When asked if the design choice was intentional, Mayer seemed surprised, calling it “pure coincidence.”

Of course, Mayer thought something simpler was needed. “There are a lot of companies that are focused on the frontier and frontier of artificial intelligence,” she said. “But we think AI can do a lot of things to help solve everyday problems, things that we experience every day but are often overlooked.”

For example, she noted that before launching events and photo sharing, Sunshine launched a birthday app as a “proximity area for addresses and contacts.”

She declined to disclose the number of customers, but the move is reminiscent of an app called BirthdayAlarm.com run by entrepreneurs Michael and Xochi Birch. The birthday reminder and e-card site wasn’t exactly cutting-edge in design, but at one point it had more than 50 million registered members, boosting revenue for the couple, who had earlier sold a social media company to AOL for $850 million in cash. millions of dollars.
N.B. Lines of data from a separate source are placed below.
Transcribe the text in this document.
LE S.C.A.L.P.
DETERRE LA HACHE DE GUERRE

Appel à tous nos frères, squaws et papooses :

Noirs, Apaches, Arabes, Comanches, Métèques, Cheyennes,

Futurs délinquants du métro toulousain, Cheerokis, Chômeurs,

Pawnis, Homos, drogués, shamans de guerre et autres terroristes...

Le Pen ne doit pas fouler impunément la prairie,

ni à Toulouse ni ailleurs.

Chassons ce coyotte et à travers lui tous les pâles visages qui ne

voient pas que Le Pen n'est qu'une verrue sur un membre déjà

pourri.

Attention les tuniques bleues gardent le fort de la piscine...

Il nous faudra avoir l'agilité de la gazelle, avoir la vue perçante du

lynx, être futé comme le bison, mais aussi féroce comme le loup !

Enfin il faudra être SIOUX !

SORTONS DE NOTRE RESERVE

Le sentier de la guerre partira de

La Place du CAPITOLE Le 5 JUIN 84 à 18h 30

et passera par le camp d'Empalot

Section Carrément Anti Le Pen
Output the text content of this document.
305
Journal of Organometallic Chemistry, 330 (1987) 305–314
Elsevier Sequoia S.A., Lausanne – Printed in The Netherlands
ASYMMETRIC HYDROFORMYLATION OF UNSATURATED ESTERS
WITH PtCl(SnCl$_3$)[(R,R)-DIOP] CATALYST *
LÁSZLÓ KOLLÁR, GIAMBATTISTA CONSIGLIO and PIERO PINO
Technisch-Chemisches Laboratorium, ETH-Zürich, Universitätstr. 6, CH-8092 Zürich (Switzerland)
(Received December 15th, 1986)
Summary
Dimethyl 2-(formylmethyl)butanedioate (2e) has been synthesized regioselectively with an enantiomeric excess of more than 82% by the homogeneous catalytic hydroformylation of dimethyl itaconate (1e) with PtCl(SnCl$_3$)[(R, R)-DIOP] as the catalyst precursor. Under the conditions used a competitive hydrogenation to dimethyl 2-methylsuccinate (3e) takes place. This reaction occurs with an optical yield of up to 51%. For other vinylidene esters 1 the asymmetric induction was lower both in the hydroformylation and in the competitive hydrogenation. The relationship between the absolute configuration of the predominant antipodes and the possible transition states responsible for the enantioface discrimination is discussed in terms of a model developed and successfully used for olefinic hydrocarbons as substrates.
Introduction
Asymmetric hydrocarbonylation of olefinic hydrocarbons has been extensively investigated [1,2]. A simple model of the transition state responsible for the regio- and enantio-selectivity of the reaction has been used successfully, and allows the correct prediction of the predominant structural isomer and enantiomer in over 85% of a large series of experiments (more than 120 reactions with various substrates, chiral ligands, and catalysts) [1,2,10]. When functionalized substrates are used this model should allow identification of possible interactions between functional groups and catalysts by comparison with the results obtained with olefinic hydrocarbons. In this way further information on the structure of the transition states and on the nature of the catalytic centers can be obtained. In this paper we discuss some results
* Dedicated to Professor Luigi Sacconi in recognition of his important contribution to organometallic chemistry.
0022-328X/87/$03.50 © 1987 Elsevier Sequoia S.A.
Dollar.

Perhaps not surprisingly, Mayer was a friend of Burch’s and said she was “definitely influenced by Michael.” He spoke of the fact that [BirthdayAlarm] is a very simple application and has received a lot of attention early on. “

Sunshine doesn’t seem to see that traction in its contact management product. But perhaps the current “fundamental disruption” of free photo sharing and event planning will be a game-changer for Sunshine, which raised $20 million in funding in 2020 but is largely self-funded, Mayer said funds.

Regardless, Mayer had other tricks up her sleeve, which eventually included video sharing. “We always knew we were going to be a portfolio company,” she said last week. “The core argument has always been to transform the ordinary into the magical.”

The team “thought about calling it Mundane AI,” she continued. “Sometimes I think that might be a better name.”

Disclosure: TechCrunch is owned by Yahoo.